The reviewer raises several excellent points. As we mentioned above, this was a follow-on study (eLife Research Advance format) from the paper by Korogod et al., 2015. We are in fact engaged in a larger study with the group of Shigeki Watanabe in the analysis of the effect of chemical fixation on the morphology of axons of different types. The reviewer’s suggestion of studying intracellular organelles is of great interest. However, there were no mitochondria within any of the spines and we were not able to detect any spinules. We study effects of the presence of ER in Figure 4, finding bigger spine head volumes in the presence of ER, but no difference in spine neck length or diameter.

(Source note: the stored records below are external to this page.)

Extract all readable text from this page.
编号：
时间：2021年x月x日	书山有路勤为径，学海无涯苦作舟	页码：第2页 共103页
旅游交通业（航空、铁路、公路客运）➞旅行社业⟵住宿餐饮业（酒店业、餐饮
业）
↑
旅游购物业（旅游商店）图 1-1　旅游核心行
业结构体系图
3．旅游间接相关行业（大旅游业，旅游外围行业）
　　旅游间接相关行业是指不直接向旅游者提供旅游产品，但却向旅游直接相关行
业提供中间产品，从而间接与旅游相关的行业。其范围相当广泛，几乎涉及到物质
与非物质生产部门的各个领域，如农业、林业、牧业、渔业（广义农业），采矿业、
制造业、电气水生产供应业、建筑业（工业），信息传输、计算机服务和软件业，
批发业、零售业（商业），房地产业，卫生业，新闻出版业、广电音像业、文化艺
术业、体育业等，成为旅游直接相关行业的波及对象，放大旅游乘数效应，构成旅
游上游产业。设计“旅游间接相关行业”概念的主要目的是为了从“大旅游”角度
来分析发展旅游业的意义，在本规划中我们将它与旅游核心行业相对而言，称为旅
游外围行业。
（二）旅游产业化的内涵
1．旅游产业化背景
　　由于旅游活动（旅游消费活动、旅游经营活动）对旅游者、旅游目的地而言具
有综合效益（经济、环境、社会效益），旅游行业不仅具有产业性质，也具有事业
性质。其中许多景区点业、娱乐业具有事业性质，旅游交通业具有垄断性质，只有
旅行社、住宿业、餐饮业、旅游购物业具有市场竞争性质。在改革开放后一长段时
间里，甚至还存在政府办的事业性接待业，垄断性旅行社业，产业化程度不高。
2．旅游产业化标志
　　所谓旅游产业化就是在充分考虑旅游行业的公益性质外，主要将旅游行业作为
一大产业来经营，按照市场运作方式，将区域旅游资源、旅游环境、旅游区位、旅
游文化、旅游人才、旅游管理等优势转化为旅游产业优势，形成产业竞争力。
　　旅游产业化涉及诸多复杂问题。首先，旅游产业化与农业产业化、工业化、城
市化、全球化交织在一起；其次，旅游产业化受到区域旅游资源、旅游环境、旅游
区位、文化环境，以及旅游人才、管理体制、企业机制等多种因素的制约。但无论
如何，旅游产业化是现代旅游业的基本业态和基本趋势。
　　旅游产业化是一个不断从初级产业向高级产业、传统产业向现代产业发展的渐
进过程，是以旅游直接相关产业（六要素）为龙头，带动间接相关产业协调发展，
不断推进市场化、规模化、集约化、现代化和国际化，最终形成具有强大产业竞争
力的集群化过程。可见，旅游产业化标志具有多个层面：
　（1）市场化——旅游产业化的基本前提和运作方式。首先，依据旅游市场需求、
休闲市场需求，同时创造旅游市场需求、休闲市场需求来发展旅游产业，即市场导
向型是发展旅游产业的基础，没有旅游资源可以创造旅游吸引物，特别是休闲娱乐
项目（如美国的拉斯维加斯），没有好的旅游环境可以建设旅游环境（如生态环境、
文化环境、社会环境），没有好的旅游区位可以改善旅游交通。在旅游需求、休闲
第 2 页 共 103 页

We also agree that it is perhaps speculative to assume that the changes are only due to the aldehyde fixation and have now added some appropriate text into the Discussion. As our previous work had shown how the extracellular compartment was the same as physiological measurements, and this had been shown, by Van Harreveld, to reduce after 8 minutes of asphyxiation we assume the morphology seen after cryo fixation was close to native, though of course we cannot be certain. We also cite papers that show changes in immature dendrites occurring after 15 minutes of hypoxia:

“We cannot exclude the possibility that chemical fixation leaves the spine neck unchanged with the differences measured occurring during the process of tissue extraction, before cryo fixation. […] This method showed that in vivo levels of the extracellular space were preserved (Korogod et al., 2015) and there was no evidence of the compact neuropil, showing little extracellular space that is a feature of asphyxiated tissue as described by Van Harreveld and Malhotra, 1967.”